NYSAC President Jack Marren and NYSCEA President Marcus Molinaro released a biting statement on ongoing COVID talks where House and Senate Democrats have compromised and withdrew much-needed state and federal COVID relief funding, while the Republican lawmakers have shelved attempts to enact COVID liability protections for businesses.
“Congress’s failure to reach a compromise on pandemic relief aid to states and local governments not only fails New Yorkers now, but it fails generations to come. They have failed our neighbors who need help, and taxpayers who are trying to make ends meet. They have failed the local health workers who have labored around the clock for nearly nine months to protect their communities from this terrible pandemic, and they have failed the thousands of county workers who have lost their jobs or may lose their jobs when counties make devastating program and staff cuts,” Marren and Molinaro, who is Dutchess County Executive, stated.
They added that local governments now face the threat of losses in $2 billion sales tax revenue and cuts in state reimbursement which total more than $600 million. That reimbursement deficit will grow as the state closes its $14 billion budget deficit, while COVID will continue to increase demand for social services like home heating, food stamps and meals on wheels.
Saying county and local governments are on the front lines of the public health, economic crisis, and social crisis, Marren and Molinaro noted, “The only way to reach the end of this pandemic successfully, to get our communities back to normal life and be prepared to respond to the next emergency, we all need to work together. We need our state and federal leaders to join with us, as partners in service to New Yorkers (and Americans), to ensure we have the resources we need to continue serving our communities.”
Gov. Cuomo, who has warned of possible significant tax increases, service cuts and layoffs if further COVID funding directed at state and local governments is not forthcoming, said on Wednesday that he is confident the Biden administration will push for and pass COVID relief for state and local governments in January or February of 2021. Therefore, he will wait until then before he attempts to fill the $14-billion deficit.
On Tuesday, the New York State Association of Counties released the 5th edition of its Coronavirus Economic Impact report series. The report, which evaluated taxable sales activity from March through August, found that while some areas of the state are seeing improvement in taxable sales activity, the results varied greatly depending on factors such as the severity of virus spread, the length of the economic PAUSE, and the mix retail and services in the community.
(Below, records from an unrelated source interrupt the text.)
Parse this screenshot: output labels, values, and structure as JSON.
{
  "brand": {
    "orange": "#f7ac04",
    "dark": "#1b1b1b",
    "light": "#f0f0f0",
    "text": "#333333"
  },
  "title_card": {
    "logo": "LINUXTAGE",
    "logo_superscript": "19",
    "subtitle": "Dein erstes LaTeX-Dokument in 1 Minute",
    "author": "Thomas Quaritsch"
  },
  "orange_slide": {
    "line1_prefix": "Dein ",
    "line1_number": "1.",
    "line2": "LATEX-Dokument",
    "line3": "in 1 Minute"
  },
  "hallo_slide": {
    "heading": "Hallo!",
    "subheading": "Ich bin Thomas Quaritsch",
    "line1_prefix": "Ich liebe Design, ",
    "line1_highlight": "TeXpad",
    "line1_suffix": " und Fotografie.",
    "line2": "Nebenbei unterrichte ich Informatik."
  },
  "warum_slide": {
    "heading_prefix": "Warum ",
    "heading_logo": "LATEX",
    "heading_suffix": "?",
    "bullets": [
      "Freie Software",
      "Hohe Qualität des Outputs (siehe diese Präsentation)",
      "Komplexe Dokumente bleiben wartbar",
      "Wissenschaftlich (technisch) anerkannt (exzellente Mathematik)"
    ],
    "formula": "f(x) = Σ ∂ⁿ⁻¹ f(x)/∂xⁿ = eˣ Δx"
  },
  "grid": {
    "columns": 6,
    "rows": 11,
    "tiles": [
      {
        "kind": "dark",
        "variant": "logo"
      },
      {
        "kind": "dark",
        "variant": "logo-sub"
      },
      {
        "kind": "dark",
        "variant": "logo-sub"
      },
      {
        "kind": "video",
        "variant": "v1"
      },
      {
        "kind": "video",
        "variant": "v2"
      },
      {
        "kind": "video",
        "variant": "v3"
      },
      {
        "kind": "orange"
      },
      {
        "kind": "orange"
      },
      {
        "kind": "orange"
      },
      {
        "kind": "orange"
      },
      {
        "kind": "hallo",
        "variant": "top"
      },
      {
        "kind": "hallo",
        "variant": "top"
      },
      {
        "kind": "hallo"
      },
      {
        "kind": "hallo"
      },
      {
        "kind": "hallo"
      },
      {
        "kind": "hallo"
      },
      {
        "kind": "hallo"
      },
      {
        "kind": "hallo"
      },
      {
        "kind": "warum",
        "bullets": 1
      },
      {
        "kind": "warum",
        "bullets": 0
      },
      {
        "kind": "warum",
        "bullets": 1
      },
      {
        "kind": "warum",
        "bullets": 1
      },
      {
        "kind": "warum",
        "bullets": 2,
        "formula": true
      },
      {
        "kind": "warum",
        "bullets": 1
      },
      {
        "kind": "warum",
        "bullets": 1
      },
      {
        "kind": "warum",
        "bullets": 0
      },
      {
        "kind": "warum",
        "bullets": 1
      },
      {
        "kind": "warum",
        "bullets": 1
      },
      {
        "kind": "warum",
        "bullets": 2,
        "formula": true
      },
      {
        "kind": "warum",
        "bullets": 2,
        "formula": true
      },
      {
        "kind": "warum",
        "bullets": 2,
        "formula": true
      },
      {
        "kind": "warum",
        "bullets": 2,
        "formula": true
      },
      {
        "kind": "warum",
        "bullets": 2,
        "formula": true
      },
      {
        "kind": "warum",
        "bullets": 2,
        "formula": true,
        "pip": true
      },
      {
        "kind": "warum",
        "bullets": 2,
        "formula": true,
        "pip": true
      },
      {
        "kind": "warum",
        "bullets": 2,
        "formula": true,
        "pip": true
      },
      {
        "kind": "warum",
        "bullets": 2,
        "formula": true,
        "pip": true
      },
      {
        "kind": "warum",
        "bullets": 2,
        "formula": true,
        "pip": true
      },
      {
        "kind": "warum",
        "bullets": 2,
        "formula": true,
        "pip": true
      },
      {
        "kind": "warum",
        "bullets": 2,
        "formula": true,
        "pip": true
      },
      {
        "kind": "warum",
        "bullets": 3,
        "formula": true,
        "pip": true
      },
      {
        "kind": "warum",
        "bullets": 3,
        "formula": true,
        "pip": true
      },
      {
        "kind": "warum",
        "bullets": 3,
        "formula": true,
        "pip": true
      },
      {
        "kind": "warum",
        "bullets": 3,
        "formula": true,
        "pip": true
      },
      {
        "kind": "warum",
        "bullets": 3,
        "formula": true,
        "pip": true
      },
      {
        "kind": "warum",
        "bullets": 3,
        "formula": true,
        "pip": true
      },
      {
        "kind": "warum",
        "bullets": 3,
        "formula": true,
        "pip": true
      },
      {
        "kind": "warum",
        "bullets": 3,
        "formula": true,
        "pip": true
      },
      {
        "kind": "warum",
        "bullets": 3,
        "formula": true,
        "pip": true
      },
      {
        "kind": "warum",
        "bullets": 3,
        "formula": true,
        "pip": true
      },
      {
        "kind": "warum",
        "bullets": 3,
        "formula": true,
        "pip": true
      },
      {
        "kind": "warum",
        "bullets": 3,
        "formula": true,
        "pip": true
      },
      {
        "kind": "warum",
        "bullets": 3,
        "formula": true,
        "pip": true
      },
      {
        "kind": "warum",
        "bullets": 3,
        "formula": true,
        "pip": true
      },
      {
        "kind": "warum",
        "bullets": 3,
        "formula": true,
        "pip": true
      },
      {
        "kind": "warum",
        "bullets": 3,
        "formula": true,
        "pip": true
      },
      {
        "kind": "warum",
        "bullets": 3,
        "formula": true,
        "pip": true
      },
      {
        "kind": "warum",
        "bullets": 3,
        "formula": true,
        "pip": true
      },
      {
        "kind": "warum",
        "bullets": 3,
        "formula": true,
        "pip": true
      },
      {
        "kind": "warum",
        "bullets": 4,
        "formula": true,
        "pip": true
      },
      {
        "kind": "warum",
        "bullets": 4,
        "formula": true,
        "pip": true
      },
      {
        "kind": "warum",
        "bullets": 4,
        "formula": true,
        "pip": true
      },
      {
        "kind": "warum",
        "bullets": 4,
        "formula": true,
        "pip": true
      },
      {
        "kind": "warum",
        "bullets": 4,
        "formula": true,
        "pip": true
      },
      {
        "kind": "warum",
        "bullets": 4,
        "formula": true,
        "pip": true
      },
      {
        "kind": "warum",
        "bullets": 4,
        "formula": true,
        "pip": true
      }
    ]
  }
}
The report found that the June through August period saw improvements in taxable sales activity in many regions of the state as sectors of the economy gradually reopened beginning in the latter-half of May. Statewide, total taxable sales were down about $8.6 billion in the June through August period, about 9.0% over last year’s numbers. While still down overall, this represented an improvement over the prior quarter and 38 counties saw their taxable sales activity meet or exceed the 2019 levels for the June through August period.
“While certain areas of the state are seeing gradual improvements, we still expect that more than half of all counties and New York City will be far in the hole in sales tax receipts for their current fiscal year,” said NYSAC Executive Director Stephen J. Acquario. “Add to that the projected losses in hotel occupancy taxes, gaming revenues and the state reimbursement cuts of up to 20% and you’ve got a situation in which without direct federal aid from Washington, counties could be looking at additional cuts to services and staff right as the pandemic is picking up speed again.”
The report notes that since COVID restrictions began, taxable sales activity in several retail sectors have been sharply curtailed. During this period, taxable sales in the Traveler Accommodation (hotels and lodging) sector were down $5.4 billion statewide, or approximately 80% from March through August. The Restaurants and Other Eating Places sector was also down sharply during this same six-month stretch, down $10.3 billion in taxable sales, more than 48%.